Learning to love yourself
What?! I mean, I understand now why it was easy to get there. But that’s all I get.

It is the greatest love of all
Being selfish is the ultimate state of love?


And if by chance, that special place

That special place”? Did a line get dropped out during revision, assuming there was some sort of editing done on this song?

That you've been dreaming of
Another perspective, finally a personal second person. Sure, we’ve been partly included earlier—being ordered about on how to manage our youth and the phony inclusiveness of a fuzzy, shared past in the first verse—but now it’s our special place. Nothing generic about that.

Leads you to a lonely place
First of all, it’s rhyming “place” with “place.” With all of Whitney’s problems she’s apparently suffered, maybe her imagined special place was full of loneliness, but what kind idiot dreams of lonesome locations?

Find your strength in love
Thanks for the tip.

The Most Baleful Influences on Pop Music...

in the last two decades.

1. Whitney Houston. Maybe she didn’t really originate her of style of bombastic pop, but she’s one of the main reasons soul went into the toilet after Al Green went into the ministry. (New jack, new girl groups, and other hip-hop miscegenation with the genre have since fished it from the bowl.) The monstrous self-importance, the stupid operatic voice modulations, the plodding arrangements. Her music (or more correctly, its success) is at the root of Mariah’s ‘90s chart dominance, the bazoople platinum Titanic soundtrack*, and American Idol and its know-nothing, insipid judges**. She’s the proud architect of the second worst song of all time, “The Greatest Love of All.”***

2. Pearl Jam. I hate their stupid name. I despise their sludge guitars, their turgid drums, and that handsome guy’s vocal whine. Is his name Jeremy? Or is that one of their songs? I detest their lame album-naming abilities. (Something they share with Whitney. Whitney Houston.) But what I revile more than anything is the fact that they seem to be the model for nearly all subsequent heavy rock acts, so second- and now third-generation imitations (none better, or worse, than the original) overpopulate radio airwaves and best seller lists everywhere.

3. Replacements. Unlike the aforementioned, the ‘mats actually have good songs. But for some reason Paul Westerberg’s vocal stylings were the archetype for “alternative” rock singers (though that phase seems to have passed). His band was a bunch of sloppy drunks; the grating soul singing method matches not with cleanly produced studio fare. The Replacements are indirectly responsible for the resurrection of Santana after nearly three decades of irrelevance, a dude who wasn’t interesting in the first place.

Honorable Mention: De La Soul. 3 Feet High and Rising came in 1989 with a running skit about a fictitious game show interrupting its tracks. The songs themselves were amusing. The skit was not. This has become the prototype for nearly every commercial hip-hop album since. Let’s assume 10,000 skits since, three of them funny.
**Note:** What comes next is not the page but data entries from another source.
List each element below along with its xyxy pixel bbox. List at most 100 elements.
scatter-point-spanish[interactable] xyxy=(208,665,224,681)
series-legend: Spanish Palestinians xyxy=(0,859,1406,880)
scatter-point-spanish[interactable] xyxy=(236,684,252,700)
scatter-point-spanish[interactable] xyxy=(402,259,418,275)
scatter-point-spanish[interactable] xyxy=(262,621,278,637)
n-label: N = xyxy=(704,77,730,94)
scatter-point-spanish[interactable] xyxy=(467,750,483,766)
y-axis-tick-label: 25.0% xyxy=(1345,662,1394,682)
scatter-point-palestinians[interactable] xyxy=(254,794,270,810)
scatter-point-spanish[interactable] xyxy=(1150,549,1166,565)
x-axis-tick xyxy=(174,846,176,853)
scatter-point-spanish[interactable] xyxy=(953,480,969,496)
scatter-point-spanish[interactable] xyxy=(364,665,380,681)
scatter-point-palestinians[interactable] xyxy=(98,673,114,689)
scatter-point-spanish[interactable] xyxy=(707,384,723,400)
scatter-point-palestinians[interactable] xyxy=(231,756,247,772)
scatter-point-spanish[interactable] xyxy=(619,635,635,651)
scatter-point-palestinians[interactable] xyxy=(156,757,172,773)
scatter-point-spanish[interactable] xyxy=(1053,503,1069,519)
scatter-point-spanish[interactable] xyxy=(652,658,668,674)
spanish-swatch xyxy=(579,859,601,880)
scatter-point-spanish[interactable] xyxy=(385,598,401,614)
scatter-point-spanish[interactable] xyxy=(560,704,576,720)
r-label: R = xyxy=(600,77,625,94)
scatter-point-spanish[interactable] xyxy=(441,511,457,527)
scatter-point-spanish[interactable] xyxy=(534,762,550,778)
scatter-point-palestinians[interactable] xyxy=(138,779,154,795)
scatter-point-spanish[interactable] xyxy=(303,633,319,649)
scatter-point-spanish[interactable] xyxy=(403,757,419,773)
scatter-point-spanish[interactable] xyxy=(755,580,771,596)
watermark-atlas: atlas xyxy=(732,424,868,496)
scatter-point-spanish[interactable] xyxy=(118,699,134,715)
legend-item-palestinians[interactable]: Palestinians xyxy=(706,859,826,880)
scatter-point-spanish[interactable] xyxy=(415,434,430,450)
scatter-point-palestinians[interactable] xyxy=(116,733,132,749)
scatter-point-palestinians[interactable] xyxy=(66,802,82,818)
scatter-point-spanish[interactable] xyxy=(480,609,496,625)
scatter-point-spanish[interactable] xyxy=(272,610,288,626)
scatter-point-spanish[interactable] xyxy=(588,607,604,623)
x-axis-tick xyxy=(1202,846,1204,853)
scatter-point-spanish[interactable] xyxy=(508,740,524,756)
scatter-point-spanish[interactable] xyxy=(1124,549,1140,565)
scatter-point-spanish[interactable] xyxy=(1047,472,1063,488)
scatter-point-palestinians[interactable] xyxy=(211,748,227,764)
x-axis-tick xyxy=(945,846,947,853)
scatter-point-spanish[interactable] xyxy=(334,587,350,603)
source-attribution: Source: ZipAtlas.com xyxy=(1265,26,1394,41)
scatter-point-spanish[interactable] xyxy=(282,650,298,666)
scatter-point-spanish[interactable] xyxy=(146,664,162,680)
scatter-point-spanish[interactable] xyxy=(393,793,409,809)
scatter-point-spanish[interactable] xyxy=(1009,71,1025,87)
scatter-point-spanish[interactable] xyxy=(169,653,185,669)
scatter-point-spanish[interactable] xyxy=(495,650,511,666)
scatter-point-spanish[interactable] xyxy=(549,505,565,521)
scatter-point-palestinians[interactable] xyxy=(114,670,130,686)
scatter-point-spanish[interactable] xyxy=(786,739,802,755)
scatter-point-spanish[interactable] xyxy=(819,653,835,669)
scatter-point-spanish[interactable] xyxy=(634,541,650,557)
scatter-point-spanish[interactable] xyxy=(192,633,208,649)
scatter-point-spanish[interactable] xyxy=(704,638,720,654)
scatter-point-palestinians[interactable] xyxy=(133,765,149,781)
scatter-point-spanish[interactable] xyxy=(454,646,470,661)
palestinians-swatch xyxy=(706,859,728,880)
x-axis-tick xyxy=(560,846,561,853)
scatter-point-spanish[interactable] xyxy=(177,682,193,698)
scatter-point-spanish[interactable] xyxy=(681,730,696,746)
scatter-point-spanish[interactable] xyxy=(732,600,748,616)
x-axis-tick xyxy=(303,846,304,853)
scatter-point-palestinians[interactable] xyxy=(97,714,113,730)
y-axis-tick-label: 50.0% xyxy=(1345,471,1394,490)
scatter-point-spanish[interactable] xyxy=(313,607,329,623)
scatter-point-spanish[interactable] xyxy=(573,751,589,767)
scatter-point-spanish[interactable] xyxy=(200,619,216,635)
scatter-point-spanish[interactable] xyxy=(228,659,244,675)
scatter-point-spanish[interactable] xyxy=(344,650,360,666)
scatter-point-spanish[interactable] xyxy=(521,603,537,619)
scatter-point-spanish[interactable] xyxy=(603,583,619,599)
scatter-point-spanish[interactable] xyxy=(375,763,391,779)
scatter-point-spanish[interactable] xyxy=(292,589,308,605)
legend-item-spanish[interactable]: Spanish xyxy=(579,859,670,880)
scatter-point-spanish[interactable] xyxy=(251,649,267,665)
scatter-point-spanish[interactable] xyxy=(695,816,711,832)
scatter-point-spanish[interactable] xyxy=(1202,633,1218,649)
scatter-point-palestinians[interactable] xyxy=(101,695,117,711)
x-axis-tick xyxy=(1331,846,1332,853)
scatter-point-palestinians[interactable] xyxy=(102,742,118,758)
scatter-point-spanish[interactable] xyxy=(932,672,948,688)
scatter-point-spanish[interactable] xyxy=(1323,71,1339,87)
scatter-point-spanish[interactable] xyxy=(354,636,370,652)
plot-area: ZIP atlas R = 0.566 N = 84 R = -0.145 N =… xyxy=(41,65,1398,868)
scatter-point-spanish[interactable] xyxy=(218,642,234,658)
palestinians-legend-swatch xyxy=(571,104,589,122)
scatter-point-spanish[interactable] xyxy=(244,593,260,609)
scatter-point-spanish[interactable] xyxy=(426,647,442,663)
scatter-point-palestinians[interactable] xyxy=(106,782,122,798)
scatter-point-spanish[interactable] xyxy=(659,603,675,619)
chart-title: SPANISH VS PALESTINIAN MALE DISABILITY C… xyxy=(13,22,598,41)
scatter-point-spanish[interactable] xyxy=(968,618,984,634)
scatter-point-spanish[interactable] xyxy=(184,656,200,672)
I still haven’t forgiven Prince Paul enough to listen to his subsequent albums.


*What about those millions of idiots who shelled out $18 for one song and the rest incidental music? For one song that you could hear on crappy radio stations ten times a day.

**Not to mention all the other primetime remakes of Star Search that the wife prefers over televised comedy or basketball.

***”We are the World” is, of course, the worst.